I do not wear scarves to solicit support from people whose lives have been touched by cancer. I wear them because they’re comfortable, and fun, and affordable. I am pañuelo girl, the girl with the scarves.

And in all honesty, I felt more like a fraud when I wore wigs, especially once I upgraded to the vacuum-seal, custom hair pieces made of fine European hair. People asked where I got my hair cut, what dye color I used, how on earth did it dry so fast? I could have fessed up, but I didn’t have to: $3,500 buys you a natural look, one that easily fools people.

Of course, I didn’t want to discuss alopecia back then. A headscarf, especially on a bald girl, can be a conversation starter. You have to be prepared for questions. You have to want to explain and educate.

Shortly after the Macy’s shopper and I part ways, she pops her head back around the corner.
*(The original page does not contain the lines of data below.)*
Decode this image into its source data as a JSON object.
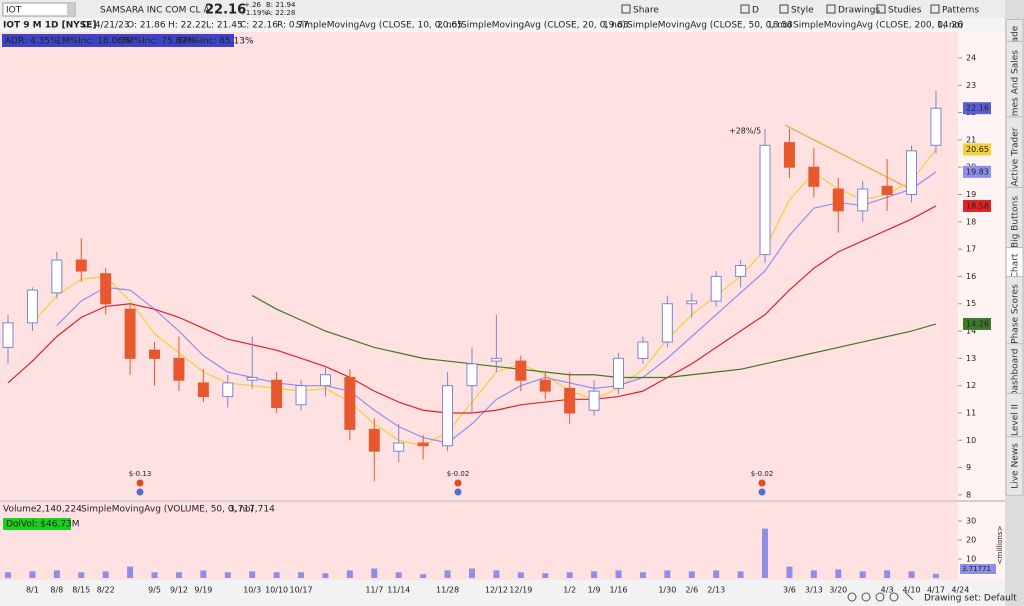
{
  "toolbar": {
    "symbol": "IOT",
    "company": "SAMSARA INC COM CL A",
    "last": "22.16",
    "change": "+.26",
    "change_pct": "+1.19%",
    "bid": "B: 21.94",
    "ask": "A: 22.28",
    "buttons": [
      "Share",
      "D",
      "Style",
      "Drawings",
      "Studies",
      "Patterns"
    ]
  },
  "info": {
    "symbol_line": "IOT 9 M 1D [NYSE]",
    "date": "D: 4/21/23",
    "open": "O: 21.86",
    "high": "H: 22.22",
    "low": "L: 21.45",
    "close": "C: 22.16",
    "range": "R: 0.77"
  },
  "stats": [
    "ADR: 4.35%",
    "1M%Inc: 18.06%",
    "3M%Inc: 75.87%",
    "6M%Inc: 85.13%"
  ],
  "side_tabs": [
    "Trade",
    "Times And Sales",
    "Active Trader",
    "Big Buttons",
    "Chart",
    "Phase Scores",
    "Dashboard",
    "Level II",
    "Live News"
  ],
  "footer": {
    "drawing_set": "Drawing set: Default"
  },
  "chart_data": {
    "type": "candlestick",
    "categories": [
      null,
      "8/1",
      "8/8",
      "8/15",
      "8/22",
      null,
      "9/5",
      "9/12",
      "9/19",
      null,
      "10/3",
      "10/10",
      "10/17",
      null,
      null,
      "11/7",
      "11/14",
      null,
      "11/28",
      null,
      "12/12",
      "12/19",
      null,
      "1/2",
      "1/9",
      "1/16",
      null,
      "1/30",
      "2/6",
      "2/13",
      null,
      null,
      "3/6",
      "3/13",
      "3/20",
      null,
      "4/3",
      "4/10",
      "4/17",
      "4/24"
    ],
    "open": [
      13.4,
      14.3,
      15.4,
      16.6,
      16.1,
      14.8,
      13.3,
      13.0,
      12.1,
      11.6,
      12.2,
      12.2,
      11.3,
      12.0,
      12.3,
      10.4,
      9.6,
      9.9,
      9.8,
      12.0,
      12.9,
      12.9,
      12.2,
      11.9,
      11.1,
      11.9,
      13.0,
      13.6,
      15.0,
      15.1,
      16.0,
      16.8,
      20.9,
      20.0,
      19.2,
      18.4,
      19.3,
      19.0,
      20.8,
      null
    ],
    "high": [
      14.6,
      15.6,
      16.9,
      17.4,
      16.3,
      15.0,
      13.6,
      13.8,
      12.6,
      12.4,
      13.8,
      12.5,
      12.2,
      12.7,
      12.6,
      10.8,
      10.6,
      10.2,
      12.5,
      13.4,
      14.6,
      13.1,
      12.5,
      12.5,
      12.2,
      13.2,
      13.8,
      15.3,
      15.4,
      16.2,
      16.6,
      21.4,
      21.4,
      20.7,
      19.6,
      19.5,
      20.3,
      20.8,
      22.8,
      null
    ],
    "low": [
      12.8,
      14.0,
      15.2,
      15.8,
      14.6,
      12.4,
      12.0,
      11.8,
      11.4,
      11.2,
      11.9,
      11.0,
      11.1,
      11.6,
      10.0,
      8.5,
      9.2,
      9.3,
      9.6,
      11.0,
      12.5,
      11.8,
      11.5,
      10.6,
      10.9,
      11.7,
      12.8,
      13.4,
      14.5,
      14.9,
      15.6,
      16.5,
      19.6,
      18.9,
      17.6,
      18.0,
      18.4,
      18.7,
      20.5,
      null
    ],
    "close": [
      14.3,
      15.5,
      16.6,
      16.2,
      15.0,
      13.0,
      13.0,
      12.2,
      11.6,
      12.1,
      12.3,
      11.2,
      12.0,
      12.4,
      10.4,
      9.6,
      9.9,
      9.8,
      12.0,
      12.8,
      13.0,
      12.2,
      11.8,
      11.0,
      11.8,
      13.0,
      13.6,
      15.0,
      15.1,
      16.0,
      16.4,
      20.8,
      20.0,
      19.3,
      18.4,
      19.2,
      19.0,
      20.6,
      22.16,
      null
    ],
    "up_color": "#ffffff",
    "up_stroke": "#7f84d6",
    "down_color": "#e8582e",
    "series": [
      {
        "name": "SimpleMovingAvg (CLOSE, 10, 0, no)",
        "color": "#f2d13c",
        "values": [
          null,
          14.3,
          15.3,
          15.9,
          16.0,
          15.1,
          13.9,
          13.2,
          12.5,
          12.1,
          12.0,
          11.9,
          11.8,
          11.9,
          11.4,
          10.6,
          10.0,
          9.8,
          10.3,
          11.4,
          12.5,
          12.8,
          12.4,
          11.8,
          11.5,
          11.9,
          12.6,
          13.7,
          14.6,
          15.3,
          16.0,
          17.0,
          18.8,
          19.8,
          19.2,
          18.8,
          19.0,
          19.5,
          20.65,
          null
        ]
      },
      {
        "name": "SimpleMovingAvg (CLOSE, 20, 0, no)",
        "color": "#8f8ff0",
        "values": [
          null,
          null,
          14.2,
          15.1,
          15.6,
          15.5,
          14.8,
          14.0,
          13.1,
          12.5,
          12.3,
          12.1,
          12.0,
          12.0,
          11.8,
          11.1,
          10.5,
          10.1,
          9.9,
          10.6,
          11.5,
          12.0,
          12.3,
          12.1,
          11.9,
          12.0,
          12.3,
          13.0,
          13.8,
          14.6,
          15.4,
          16.2,
          17.5,
          18.5,
          18.7,
          18.6,
          18.9,
          19.2,
          19.83,
          null
        ]
      },
      {
        "name": "SimpleMovingAvg (CLOSE, 50, 0, no)",
        "color": "#e02424",
        "values": [
          12.1,
          12.9,
          13.8,
          14.5,
          14.9,
          15.0,
          14.8,
          14.5,
          14.1,
          13.7,
          13.5,
          13.3,
          13.0,
          12.7,
          12.3,
          11.8,
          11.4,
          11.1,
          11.0,
          11.0,
          11.1,
          11.3,
          11.4,
          11.5,
          11.5,
          11.6,
          11.8,
          12.3,
          12.8,
          13.4,
          14.0,
          14.6,
          15.5,
          16.3,
          16.9,
          17.3,
          17.7,
          18.1,
          18.58,
          null
        ]
      },
      {
        "name": "SimpleMovingAvg (CLOSE, 200, 0, no)",
        "color": "#3d7a2a",
        "values": [
          null,
          null,
          null,
          null,
          null,
          null,
          null,
          null,
          null,
          null,
          15.3,
          14.8,
          14.4,
          14.0,
          13.7,
          13.4,
          13.2,
          13.0,
          12.9,
          12.8,
          12.7,
          12.6,
          12.5,
          12.4,
          12.4,
          12.3,
          12.3,
          12.3,
          12.4,
          12.5,
          12.6,
          12.8,
          13.0,
          13.2,
          13.4,
          13.6,
          13.8,
          14.0,
          14.26,
          null
        ]
      }
    ],
    "ylim": [
      7.85,
      24.95
    ],
    "yticks": [
      8,
      9,
      10,
      11,
      12,
      13,
      14,
      15,
      16,
      17,
      18,
      19,
      20,
      21,
      22,
      23,
      24
    ],
    "grid": false,
    "annotation": "+28%/5",
    "earnings": [
      "$-0.13",
      "$-0.02",
      "$-0.02"
    ],
    "volume": {
      "title": "Volume",
      "last": "2,140,224",
      "study": "SimpleMovingAvg (VOLUME, 50, 0, no)",
      "study_value": "3,717,714",
      "study_tag": "3.71771",
      "dolvol": "DolVol: $46.73M",
      "unit": "<millions>",
      "color": "#8e8ee6",
      "values": [
        3,
        3.5,
        4,
        3,
        3.5,
        6,
        3,
        3,
        4,
        3,
        3.5,
        3,
        3,
        2.5,
        4,
        5,
        3,
        2,
        4,
        5,
        4,
        3,
        2.5,
        3,
        3.5,
        4,
        3,
        4,
        3.5,
        4,
        3.5,
        26,
        6,
        4,
        4.5,
        3.5,
        4,
        3.5,
        2.14,
        null
      ],
      "ylim": [
        0,
        31
      ],
      "yticks": [
        10,
        20,
        30
      ]
    }
  }
}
“You know, you don’t really need hair,” she says. “You’re beautiful without it.”

Maybe the sisterhood extends well beyond cancer.

© 2009 Christy Bailey


Mel said...

Don't feel bad, you are panuelo girl. Own it! If anything, you are helping to eduate the public.

The brace on my leg causes a sensation sometimes. So I totally relate to your story here. I once had a woman come up to and ask how I was holding up. She said it would get easier, and that, she too had MS and it gets less difficult each day. She was sweet, but I was thinking, I'm not that sick, I only had a stroke. I also get lots of questions from people about how I hurt my leg. We just educate them...that's all we can do.

mojee said...

sisterhood rocks!


Thanks Mel, I didn't realize that this sort of thing happens to other people too. Maybe the sisterhood IS bigger than we think!


This was posted by one of my facebook friends: The question is who is responsible for the perceived ownership? People with cancer or the rest of us? I suspect that the people who have lost their hair and choose to wear a scarf for a variety of reasons, from being self conscious, to being stylish, for sun protection or for warmth (or some people choose not to wear anything at all--like one of the principals I work with). Rather than take the time to ask questions, and in part due to the success of some of the cancer related fundraising campaigns, we do what comes natural in a 30 second sound bite society and assume. You're question (and blog) pose some thought provoking questions about our images of woman, ourselves and beauty. It's leading me to ponder another question. Given the perception of women who wear scarves, how do you think this compares and contrasts with our perceptions of women who wear hajib?

Laurie said...

Love this entry Christy.

Kim said...

I cannot imagine what your experience is like, but I'm glad to hear that most folks express good will. Thanks for sharing your story!